Why Purchasing an Email List Can Devastate Your Email Marketing

posted this in
Content Marketing
on December 10th, 2013

Building an email marketing list is hard. It takes time and it’s a lot of work. And if your email list is not growing as quickly as you want, it can be really discouraging.

So, many businesses take a shortcut and purchase email addresses to build their list more quickly. But this method also comes with consequences, a few of which are listed below.

It’s a violation of your email service provider’s terms of use

If you use an email service provider (ESP) like Mailchimp or Constant Contact and are using purchased lists, you’re violating their terms of use. Most ESPs clearly state that purchased lists (as well as some lists from 3rd-party vendors) cannot be used.

Why? Because if they allowed you to “spam” it could hurt the reputation of everyone who uses their service. So they must have very strict rules.

Think of it like this: your ESP (MailChimp, Constant Contact, Campaign Monitor, etc.) is like a delivery driver. If you paid this delivery driver to knock on people’s doors and deliver junk to them that they didn’t want, pretty soon people would start getting wise. Word would get around and they’d recognize this delivery driver and would stop answering the door when he came. Now, even if that delivery driver has something good that asked for, it won’t get delivered because no one trusts him.

This is what can happen if ESPs allowed you to use purchased lists. Email from these lists results in higher spam complaints and more unsubscribes which tells your customer’s email account that it’s junk. Now, your email could end up in the junk folder of even the customers who like you and signed up for your list!

Plus, if you’re not abiding by their terms of use, ESPs can block your account so you can’t send any more emails to ensure that their own reputations stay positive.

You’ll get higher spam abuse complaints

When a person doesn’t know why they’re receiving an email from your business, there’s a higher chance they’ll mark your email as spam.

The standard for an acceptable spam complaint rate for most ESPs per email campaign is 0.1%. That means if you purchase a 1,000-person list and receive just 1 complaint, you’ll most likely get a warning from your email marketing provider letting you know that you’ve been reported as having a high spam rate and to stop.

If you consistently get spam complaints, your account could either be temporarily blocked or your email provider may close it indefinitely. Your email deliverability could also drop drastically and your emails will start hitting spam boxes instead of regular inboxes.

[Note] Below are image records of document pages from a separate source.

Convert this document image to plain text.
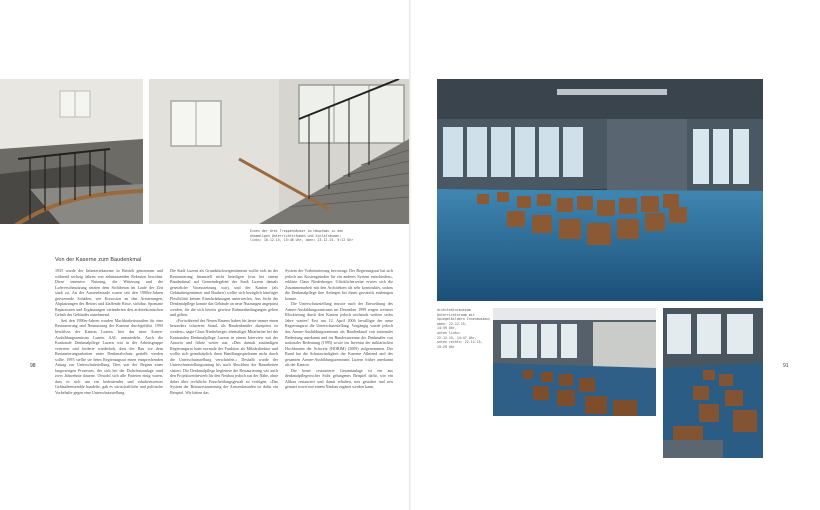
Eines der drei Treppenhäuser im Hauptbau zu den
ehemaligen Unterrichtsräumen und Schlafräumen;
links: 16.12.15, 15:48 Uhr, oben: 23.12.15, 9:12 Uhr
Von der Kaserne zum Baudenkmal

1935 wurde der Infanteriekaserne in Betrieb genommen und während sechzig Jahren von zehntausenden Rekruten bewohnt. Diese intensive Nutzung, die Witterung und die Luftverschmutzung setzten dem Sichtbeton im Laufe der Zeit stark zu. An der Aussenfassade waren seit den 1980er-Jahren gravierende Schäden, wie Korrosion an den Armierungen, Abplatzungen des Betons und klaffende Risse, sichtbar. Spontane Reparaturen und Ergänzungen veränderten den architektonischen Gehalt des Gebäudes zunehmend.

Seit den 1990er-Jahren wurden Machbarkeitsstudien für eine Restaurierung und Neunutzung der Kaserne durchgeführt. 1993 beschloss der Kanton Luzern, hier das neue Armee-Ausbildungszentrum Luzern AAL anzusiedeln. Auch die Kantonale Denkmalpflege Luzern war in der Arbeitsgruppe vertreten und forderte wiederholt, dass der Bau vor dem Restaurierungsarbeiten unter Denkmalschutz gestellt werden sollte. 1993 stellte sie beim Regierungsrat einen entsprechenden Antrag zur Unterschutzstellung. Dies war der Beginn eines langwierigen Prozesses, der sich bei der Dulschutzanlage rund zwei Jahrzehnte dauerte. Obwohl sich alle Parteien einig waren, dass es sich um ein bedeutendes und erhaltenswertes Gebäudeensemble handelte, gab es wirtschaftliche und politische Vorbehalte gegen eine Unterschutzstellung.

Die Stadt Luzern als Grundstückseigentümerin wollte sich an der Restaurierung finanziell nicht beteiligen (was bei einem Baudenkmal auf Gemeindegebiet der Stadt Luzern damals gesetzliche Voraussetzung war), und der Kanton (als Gebäudeeigentümer und Bauherr) wollte sich bezüglich künftiger Flexibilität keinen Einschränkungen unterwerfen. Aus Sicht der Denkmalpflege konnte das Gebäude an neue Nutzungen angepasst werden, für die sich bereits gewisse Rahmenbedingungen gelten und gelten.

»Fortwährend des Neuen Bauens haben bis heute immer einen besonders schweren Stand, als Baudenkmäler akzeptiert zu werden«, sagte Claus Niederberger, ehemaliger Mitarbeiter bei der Kantonalen Denkmalpflege Luzern in einem Interview mit der Autorin und führte weiter aus: »Den damals zuständigen Regierungsrat hatte normale der Funktion als Militärdirektor und wollte sich grundsätzlich ihren Handlungsspielraum nicht durch die Unterschutzstellung verschärfen.« Deshalb wurde der Unterschutzstellungsantrag bis nach Abschluss der Bauarbeiten sistiert. Die Denkmalpflege begleitete die Restaurierung wie auch den Projektwettbewerb für den Neubau jedoch aus der Nähe, ohne dabei über rechtliche Entscheidungsgewalt zu verfügen. »Das System der Betonrestaurierung der Aussenfassaden ist dafür ein Beispiel. Wir hätten das

System der Vorbetonierung bevorzugt. Der Regierungsrat hat sich jedoch aus Kostengründen für ein anderes System entschieden«, erklärte Claus Niederberger. Glücklicherweise erwies sich die Zusammenarbeit mit den Architekten als sehr konstruktiv, sodass die Denkmalpflege ihre Anliegen bei ihnen grossteils einbringen konnte.

Die Unterschutzstellung musste nach der Einweihung des Armee-Ausbildungszentrums im Dezember 1999 wegen weiterer Blockierung durch den Kanton jedoch nochmals weitere sechs Jahre warten! Erst am 12. April 2006 bewilligte der neue Regierungsrat die Unterschutzstellung. Vorgängig wurde jedoch das Armee-Ausbildungszentrum als Baudenkmal von nationaler Bedeutung anerkannt und ins Bundesinventar der Denkmäler von nationaler Bedeutung (1995) sowie ins Inventar der militärischen Hochbauten der Schweiz (HOBIM) (2009) aufgenommen. Der Bund hat die Schutzwürdigkeit der Kaserne Allmend und des gesamten Armee-Ausbildungszentrums Luzern früher anerkannt als der Kanton.

Die heute restaurierte Gesamtanlage ist ein aus denkmalpflegerischer Sicht gelungenes Beispiel dafür, wie ein Altbau restauriert und damit erhalten, neu gestaltet und neu genutzt sowie mit einem Neubau ergänzt werden kann.

98
Architekturmuseum
Unterrichtsraum mit
Spiegelbildern Innenausbau;
oben: 22.12.15,
14:59 Uhr,
unten links:
22.12.15, 14:47 Uhr,
unten rechts: 22.12.15,
15:29 Uhr
91
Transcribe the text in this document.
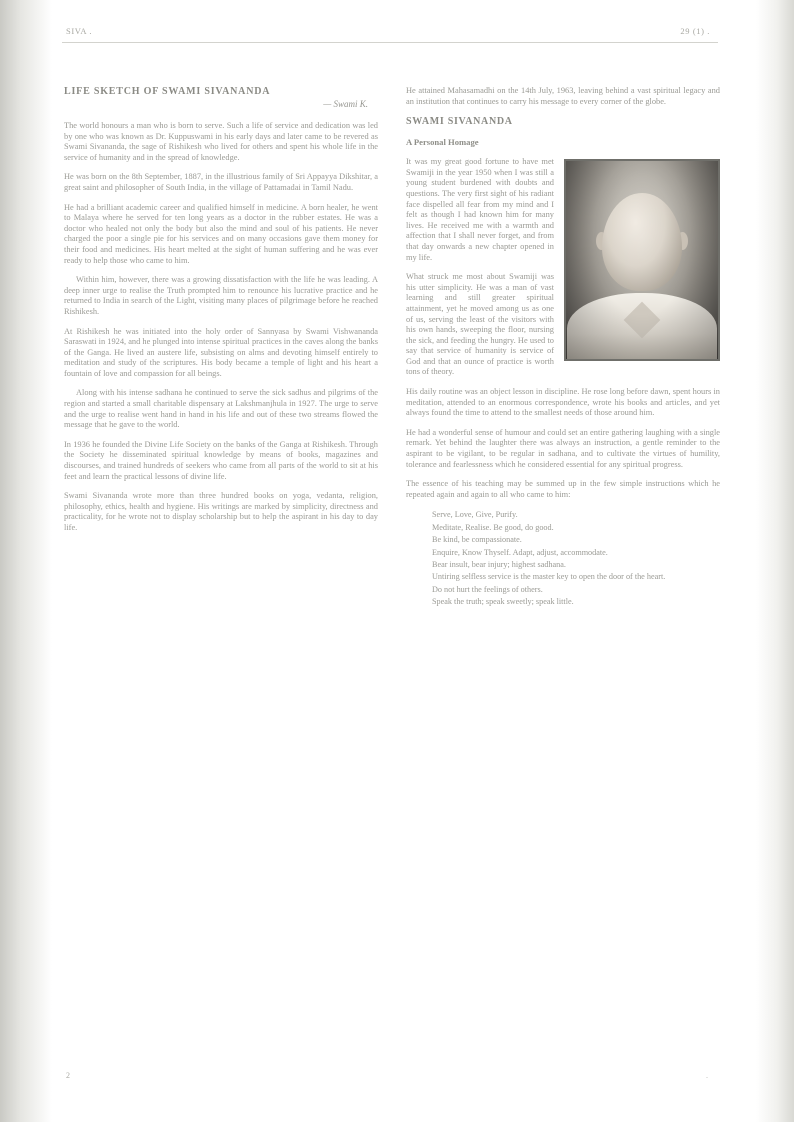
SIVA .	29 (1) .
LIFE SKETCH OF SWAMI SIVANANDA
— Swami K.

The world honours a man who is born to serve. Such a life of service and dedication was led by one who was known as Dr. Kuppuswami in his early days and later came to be revered as Swami Sivananda, the sage of Rishikesh who lived for others and spent his whole life in the service of humanity and in the spread of knowledge.

He was born on the 8th September, 1887, in the illustrious family of Sri Appayya Dikshitar, a great saint and philosopher of South India, in the village of Pattamadai in Tamil Nadu.

He had a brilliant academic career and qualified himself in medicine. A born healer, he went to Malaya where he served for ten long years as a doctor in the rubber estates. He was a doctor who healed not only the body but also the mind and soul of his patients. He never charged the poor a single pie for his services and on many occasions gave them money for their food and medicines. His heart melted at the sight of human suffering and he was ever ready to help those who came to him.

Within him, however, there was a growing dissatisfaction with the life he was leading. A deep inner urge to realise the Truth prompted him to renounce his lucrative practice and he returned to India in search of the Light, visiting many places of pilgrimage before he reached Rishikesh.

At Rishikesh he was initiated into the holy order of Sannyasa by Swami Vishwananda Saraswati in 1924, and he plunged into intense spiritual practices in the caves along the banks of the Ganga. He lived an austere life, subsisting on alms and devoting himself entirely to meditation and study of the scriptures. His body became a temple of light and his heart a fountain of love and compassion for all beings.

Along with his intense sadhana he continued to serve the sick sadhus and pilgrims of the region and started a small charitable dispensary at Lakshmanjhula in 1927. The urge to serve and the urge to realise went hand in hand in his life and out of these two streams flowed the message that he gave to the world.

In 1936 he founded the Divine Life Society on the banks of the Ganga at Rishikesh. Through the Society he disseminated spiritual knowledge by means of books, magazines and discourses, and trained hundreds of seekers who came from all parts of the world to sit at his feet and learn the practical lessons of divine life.

Swami Sivananda wrote more than three hundred books on yoga, vedanta, religion, philosophy, ethics, health and hygiene. His writings are marked by simplicity, directness and practicality, for he wrote not to display scholarship but to help the aspirant in his day to day life.

He attained Mahasamadhi on the 14th July, 1963, leaving behind a vast spiritual legacy and an institution that continues to carry his message to every corner of the globe.

SWAMI SIVANANDA
A Personal Homage

It was my great good fortune to have met Swamiji in the year 1950 when I was still a young student burdened with doubts and questions. The very first sight of his radiant face dispelled all fear from my mind and I felt as though I had known him for many lives. He received me with a warmth and affection that I shall never forget, and from that day onwards a new chapter opened in my life.

What struck me most about Swamiji was his utter simplicity. He was a man of vast learning and still greater spiritual attainment, yet he moved among us as one of us, serving the least of the visitors with his own hands, sweeping the floor, nursing the sick, and feeding the hungry. He used to say that service of humanity is service of God and that an ounce of practice is worth tons of theory.

His daily routine was an object lesson in discipline. He rose long before dawn, spent hours in meditation, attended to an enormous correspondence, wrote his books and articles, and yet always found the time to attend to the smallest needs of those around him.

He had a wonderful sense of humour and could set an entire gathering laughing with a single remark. Yet behind the laughter there was always an instruction, a gentle reminder to the aspirant to be vigilant, to be regular in sadhana, and to cultivate the virtues of humility, tolerance and fearlessness which he considered essential for any spiritual progress.

The essence of his teaching may be summed up in the few simple instructions which he repeated again and again to all who came to him:

Serve, Love, Give, Purify.
Meditate, Realise. Be good, do good.
Be kind, be compassionate.
Enquire, Know Thyself. Adapt, adjust, accommodate.
Bear insult, bear injury; highest sadhana.
Untiring selfless service is the master key to open the door of the heart.
Do not hurt the feelings of others.
Speak the truth; speak sweetly; speak little.
2	.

Your response rate will be much lower

You may spend hundreds of dollars and hours of your time putting together a beautiful email campaign, but your response rate will be much lower than sending to a list that’s opted in to receive your emails.

Click-through rates are much lower for emails that are sent to purchased lists because it goes back to the person not knowing who you are or not really wanting what you’re offering them.

The damage to your reputation is irreversible

If you’re sending out unsolicited email to people, it can really damage your own reputation with them as a potential customer.

If they mark your email as spam or unsubscribe from your email list, there’s a good chance they’ll never consider buying from your company later because of their first experience with your company.

A few tips for building a healthy list

Sending email marketing to a list that has requested your marketing and is interested in receiving your emails is the only way to ensure you’re keeping your spam complaints low and your response rates high.

Here are a few tips for building a healthy list:

  • Add an opt-in form to your website.
  • Invite your social media followers to sign up for your email list.
  • If you attend an event or tradeshow, have a way for people to sign up for your list.
  • If you have the email address for customers who’ve recently made a purchase, send an email inviting them to join your newsletter. (And keep in mind that purchasing from you is not the same as giving you permission to send future email promotions.)

The bottom line:

Don’t add people to your email lists unless they’ve opted in to receive information from your company. And whatever you do, don’t purchase an email marketing list. Just don’t.